I sat at home that evening, thinking of Topaz lying on a towel in a cage, so far from her familiar home. I walked out on the deck and looked up at the dark starry sky. I prayed that if there was anything I could do to help her to live…then it hit me—Topaz had no way of knowing that I had not deserted her. She was in a strange place, surrounded by strange sounds and smells; I had left her there, and gone away.
The next day I drove to the vet clinic right after work. I asked to see my little orange cat, and in my hand I carried her soft round brush. Dr Kevin brought her out of her cage and placed her on an examining table. She was limp. I began brushing her, and I will never forget Kevin’s reaction. He called excitedly to his tech, “Hey! Come here! Look at this!”
Topaz had stood up. She opened her eyes and looked around her with interest. It was the magic of the soft brush, and our ritual of trust. After that I went to the clinic after work each day to brush her. She would lie in my lap and purr, though some days her purring was faint. And there was still no diagnosis.
I asked Kevin if he could look up inside her somehow and see if something was lodged in her intestines. He did, and he saw something that looked like bones causing a blockage in her intestines. He flushed out the blockage with an enema, saving her life. Kevin looked at the “bones” under a microscope and determined that they were actually rock hard, petrified hair. Hair! Hair is what had nearly killed my Topaz!
When she was well enough to come home, I was instructed to keep her on canned cat food and Metamucil. Kevin and I had a serious conversation. He said, “We have to figure out some way to prevent this from ever happening again. It was hard on you and it hammered her.”
A lion cut and bath every six weeks was the answer. Kevin’s tech, Pam, who professionally grooms Persians, suggested that I learn to do it myself. She gave me a catalog and told me which clippers to order. And she warned me that clipping a cat would not be easy. I told her I thought if I could expertly shave an entire horse for a show, as I had been paid to do many times, I could certainly shave a cat. Pam just laughed at that. She said shaving a cat is much harder than shaving a horse, and that I would soon find out for myself.
How right she was. The first time I clipped Topaz it took hours, with my poor baby crying and scratching at me. I sat on the hardwood floor in the living room, singing shakily, trying to calm both of us. There was so much hair! And I was terrified of cutting her delicate skin. The clippers would get hot and I would have to stop and let them cool off to keep from burning her. We finally emerged, surrounded by piles of orange and white fluff--a miserable-looking kitty with a shabby excuse for a lion cut, and a bloodied owner. This was the ultimate bad hair day! The bath was a shambles, too, though Topaz was too tired to fight; she gasped and cried, but I got her washed and rinsed, and wrapped in a towel to get off the excess water.

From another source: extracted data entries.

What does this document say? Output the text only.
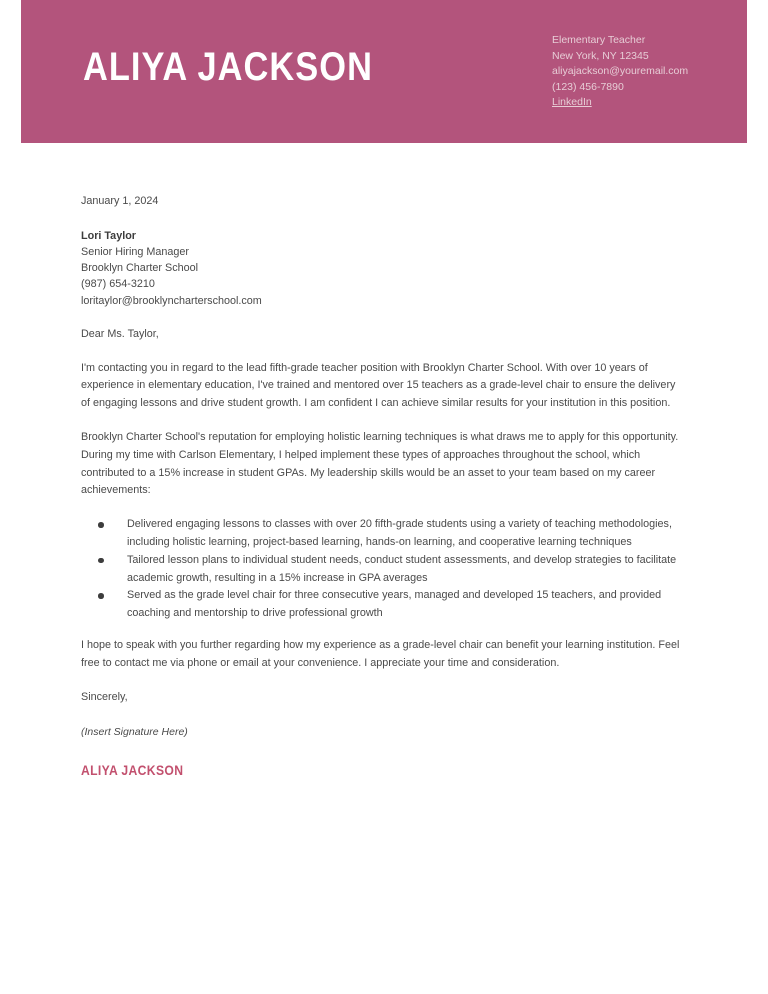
ALIYA JACKSON
Elementary Teacher
New York, NY 12345
aliyajackson@youremail.com
(123) 456-7890
LinkedIn
January 1, 2024
Lori Taylor
Senior Hiring Manager
Brooklyn Charter School
(987) 654-3210
loritaylor@brooklyncharterschool.com
Dear Ms. Taylor,

I'm contacting you in regard to the lead fifth-grade teacher position with Brooklyn Charter School. With over 10 years of experience in elementary education, I've trained and mentored over 15 teachers as a grade-level chair to ensure the delivery of engaging lessons and drive student growth. I am confident I can achieve similar results for your institution in this position.

Brooklyn Charter School's reputation for employing holistic learning techniques is what draws me to apply for this opportunity. During my time with Carlson Elementary, I helped implement these types of approaches throughout the school, which contributed to a 15% increase in student GPAs. My leadership skills would be an asset to your team based on my career achievements:

Delivered engaging lessons to classes with over 20 fifth-grade students using a variety of teaching methodologies, including holistic learning, project-based learning, hands-on learning, and cooperative learning techniques
Tailored lesson plans to individual student needs, conduct student assessments, and develop strategies to facilitate academic growth, resulting in a 15% increase in GPA averages
Served as the grade level chair for three consecutive years, managed and developed 15 teachers, and provided coaching and mentorship to drive professional growth

I hope to speak with you further regarding how my experience as a grade-level chair can benefit your learning institution. Feel free to contact me via phone or email at your convenience. I appreciate your time and consideration.

Sincerely,
(Insert Signature Here)
ALIYA JACKSON
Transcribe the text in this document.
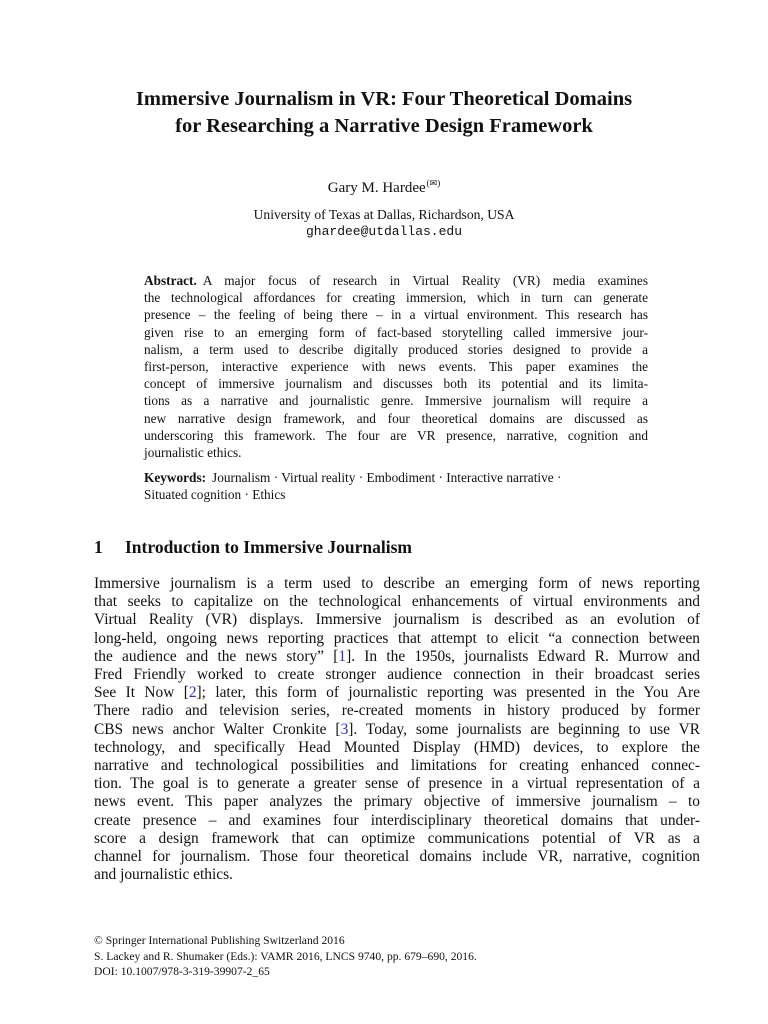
Immersive Journalism in VR: Four Theoretical Domains
for Researching a Narrative Design Framework
Gary M. Hardee(✉)
University of Texas at Dallas, Richardson, USA
ghardee@utdallas.edu
Abstract. A major focus of research in Virtual Reality (VR) media examines
the technological affordances for creating immersion, which in turn can generate
presence – the feeling of being there – in a virtual environment. This research has
given rise to an emerging form of fact-based storytelling called immersive jour-
nalism, a term used to describe digitally produced stories designed to provide a
first-person, interactive experience with news events. This paper examines the
concept of immersive journalism and discusses both its potential and its limita-
tions as a narrative and journalistic genre. Immersive journalism will require a
new narrative design framework, and four theoretical domains are discussed as
underscoring this framework. The four are VR presence, narrative, cognition and
journalistic ethics.
Keywords: Journalism · Virtual reality · Embodiment · Interactive narrative ·
Situated cognition · Ethics
1 Introduction to Immersive Journalism
Immersive journalism is a term used to describe an emerging form of news reporting
that seeks to capitalize on the technological enhancements of virtual environments and
Virtual Reality (VR) displays. Immersive journalism is described as an evolution of
long-held, ongoing news reporting practices that attempt to elicit “a connection between
the audience and the news story” [1]. In the 1950s, journalists Edward R. Murrow and
Fred Friendly worked to create stronger audience connection in their broadcast series
See It Now [2]; later, this form of journalistic reporting was presented in the You Are
There radio and television series, re-created moments in history produced by former
CBS news anchor Walter Cronkite [3]. Today, some journalists are beginning to use VR
technology, and specifically Head Mounted Display (HMD) devices, to explore the
narrative and technological possibilities and limitations for creating enhanced connec-
tion. The goal is to generate a greater sense of presence in a virtual representation of a
news event. This paper analyzes the primary objective of immersive journalism – to
create presence – and examines four interdisciplinary theoretical domains that under-
score a design framework that can optimize communications potential of VR as a
channel for journalism. Those four theoretical domains include VR, narrative, cognition
and journalistic ethics.
© Springer International Publishing Switzerland 2016
S. Lackey and R. Shumaker (Eds.): VAMR 2016, LNCS 9740, pp. 679–690, 2016.
DOI: 10.1007/978-3-319-39907-2_65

Strangely enough, my dear kitty, after sitting under a lamp and drying herself, came prancing up to me, head held high and tail proudly swishing. All that evening and for the next few days, she lavished me with endearments: the cherished silent meow; the most audible of purrs; the rubbing of her face against my hand; the bright tender looks in her gold-speckled eyes. She knew! She knew I was doing it all out of love, and she knew I ached inside putting her through so much because of my ineptness. I called her my lovely lion, queen of all cats. Topaz understood.
Nanette Lockwood lives in Newport, Oregon, with her four Persians and a domestic longhair. She is a published author, and she has been training animals using operant conditioning and compassion (from horses to honeybees) for thirty years.